The ICGC has undertaken several charitable causes over the years, with the biggest beneficiary being the Children’s Cancer Unit of the Korle-Bu Teaching Hospital.
“Over the past nine years, ICGC has supported the Children’s Cancer Unit, every month, with funds towards the purchase of medication for treatment of the children. This has led to a reduction in the percentage of children forced to abandon treatment for financial reasons from a whopping 48 per cent in 2010 to less than nine per cent in 2017,” Dr Otabil said.
“As a church, we are humbled by what God has done in our lives. As we ponder over 35 years of leadership, vision and influence, we remain grateful to God and convinced that the best years are ahead of us”.
He commended all ICGC assemblies and congregations for raising the money to support mental health and for participating in the walk.
He encouraged the public to adopt a healthy lifestyle that incorporates a weekly fitness regime, saying: “You are not too old or too young to exercise. The efficacy of exercising is not in its intensity but in the frequency. Make exercising a part of your weekly routine”.
Dr Osei, who received the cheque on behalf of the Authority, commended the Church for the spirited love shown and pledged to put the money to the appropriate use to improve mental healthcare delivery.
He said though mental healthcare had improved, there still remained a lot to be done in finances and equipment, adding that ICGC’s support would go a long way in addressing those challenges.
Dr Osei said about 2.7 million Ghanaians, representing 10 per cent of the population, had mental illness, which was just like malaria or any other illness and had no supernatural causes.
Some of the participants who took part in the walk, in an interview with the Ghana News Agency, expressed satisfaction with the event.
A member of the ICGC Christ Temple, Abossey Okai, Madam Abigail Antwi, said she had participated in the walk for the past three years, had been a good health booster.
The 12 km walk started from the Independence Square through the National Theatre, Ridge Roundabout, the Ako Adjei Interchange, the Oxford Street, Osu, and back to the Independence Square.
“It was not easy for me but I managed to complete the full 12 km of the walk, due to work, I hardly exercise but the walk has enabled me to do some exercise.

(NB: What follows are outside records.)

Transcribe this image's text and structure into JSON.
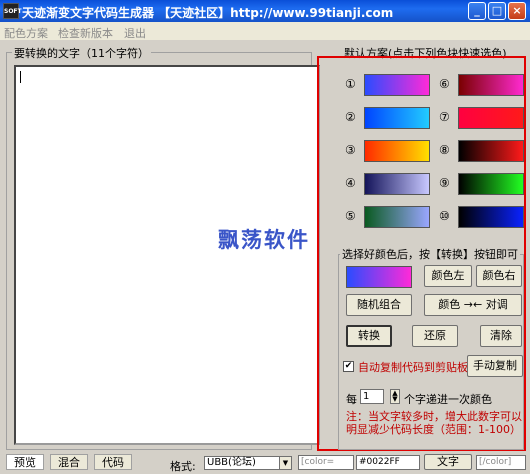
{
  "window": {
    "title": "天迹渐变文字代码生成器  【天迹社区】http://www.99tianji.com",
    "icon_text": "SOFT"
  },
  "menu": [
    "配色方案",
    "检查新版本",
    "退出"
  ],
  "left": {
    "legend": "要转换的文字（11个字符）",
    "text_value": ""
  },
  "right": {
    "legend": "默认方案(点击下列色块快速选色)",
    "presets": [
      {
        "num": "①",
        "from": "#2a4cff",
        "to": "#ff2ad8"
      },
      {
        "num": "②",
        "from": "#0044ff",
        "to": "#22ccff"
      },
      {
        "num": "③",
        "from": "#ff2a00",
        "to": "#ffe000"
      },
      {
        "num": "④",
        "from": "#14145a",
        "to": "#c8c8ff"
      },
      {
        "num": "⑤",
        "from": "#0a5a20",
        "to": "#9aa6ff"
      },
      {
        "num": "⑥",
        "from": "#7a0000",
        "to": "#ff2ad0"
      },
      {
        "num": "⑦",
        "from": "#ff0040",
        "to": "#ff1a1a"
      },
      {
        "num": "⑧",
        "from": "#000000",
        "to": "#ff1a1a"
      },
      {
        "num": "⑨",
        "from": "#000000",
        "to": "#22ff22"
      },
      {
        "num": "⑩",
        "from": "#000000",
        "to": "#0a22ff"
      }
    ],
    "instruction": "选择好颜色后，按【转换】按钮即可",
    "current_from": "#2a4cff",
    "current_to": "#ff2ad8",
    "btn_color_left": "颜色左",
    "btn_color_right": "颜色右",
    "btn_random": "随机组合",
    "btn_swap": "颜色 →← 对调",
    "btn_convert": "转换",
    "btn_restore": "还原",
    "btn_clear": "清除",
    "auto_copy_label": "自动复制代码到剪贴板",
    "auto_copy_checked": "✔",
    "btn_manual_copy": "手动复制",
    "step_prefix": "每",
    "step_value": "1",
    "step_suffix": "个字递进一次颜色",
    "note": "注：当文字较多时，增大此数字可以明显减少代码长度（范围：1-100）",
    "watermark": "飘荡软件"
  },
  "bottom": {
    "tabs": [
      "预览",
      "混合",
      "代码"
    ],
    "format_label": "格式:",
    "format_value": "UBB(论坛)",
    "tag_open": "[color=",
    "color_value": "#0022FF",
    "btn_text": "文字",
    "tag_close": "[/color]"
  },
  "colors": {
    "red_frame": "#e00000",
    "note_text": "#c00000"
  }
}
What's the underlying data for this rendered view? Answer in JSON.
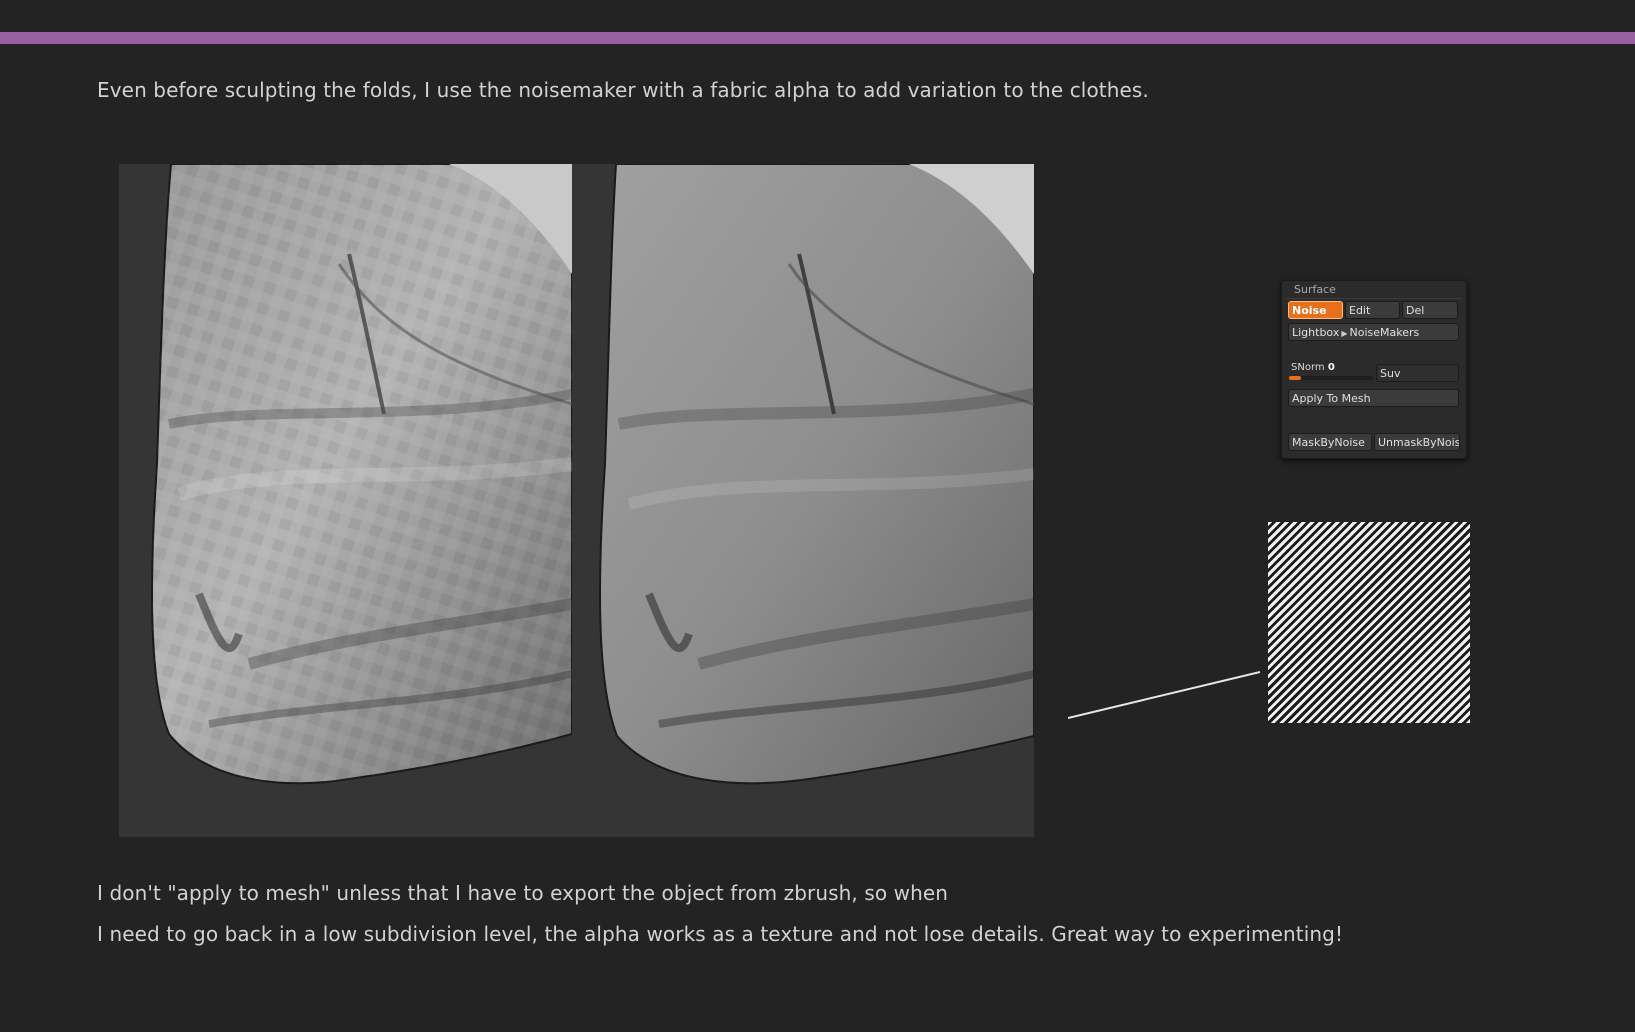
{
  "intro_text": "Even before sculpting the folds, I use the noisemaker with a fabric alpha to add variation to the clothes.",
  "body_line_1": "I don't \"apply to mesh\" unless that  I have to export the object from zbrush, so when",
  "body_line_2": "I need to go back in a low subdivision level, the alpha works as a texture and not lose details. Great way to experimenting!",
  "colors": {
    "accent": "#9a5fa0",
    "background": "#232323",
    "active_button": "#e8701a"
  },
  "zbrush_panel": {
    "title": "Surface",
    "buttons": {
      "noise": "Noise",
      "edit": "Edit",
      "del": "Del",
      "lightbox": "Lightbox",
      "noisemakers": "NoiseMakers",
      "suv": "Suv",
      "apply_to_mesh": "Apply To Mesh",
      "mask_by_noise": "MaskByNoise",
      "unmask_by_noise": "UnmaskByNois"
    },
    "snorm": {
      "label": "SNorm",
      "value": "0"
    }
  },
  "images": {
    "left_render": "sculpted-cloth-before-noise",
    "right_render": "sculpted-cloth-with-fabric-noise",
    "alpha": "fabric-weave-alpha"
  }
}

It was tough and fun at the same time, especially with the brass band music and the aerobic sessions,” Madam Antwi added.
Another member, Mr George Annorld, said he made the full 12 km even though he felt some slight pains in his thighs and legs.
“It has been a while since I exercised, I need to do regular exercises because any time I walked long distances, I feel some pains in my body.”
Mr Jackson Owusu, from the ICGC Holy Family, Dansoman, said he had participated in all the walks since its inception and it had helped him to release stress and meet other people.
“The exercise has helped me to network with other members, signifying oneness and unity of purpose. I would encourage friends who could not make it to do it next year”.
Ohemaa Mercy thrilled the participants with gospel music as they went through some aerobics and warm-up sessions when they converged at the Independence Square after the walk.
For the first time, the 12km walk was divided into three distances to enable each member to participate based on his or her energy.
Some participants walked for 3km, others 6km, while majority made the full 12km, amidst brass band music.
Medical posts were mounted along the route with the National Ambulance Service at hand to handle any emergency as well as personnel from the Traffic Control Unit of the Motor Transport and Traffic Department, Ghana Police Service, to ensure orderliness.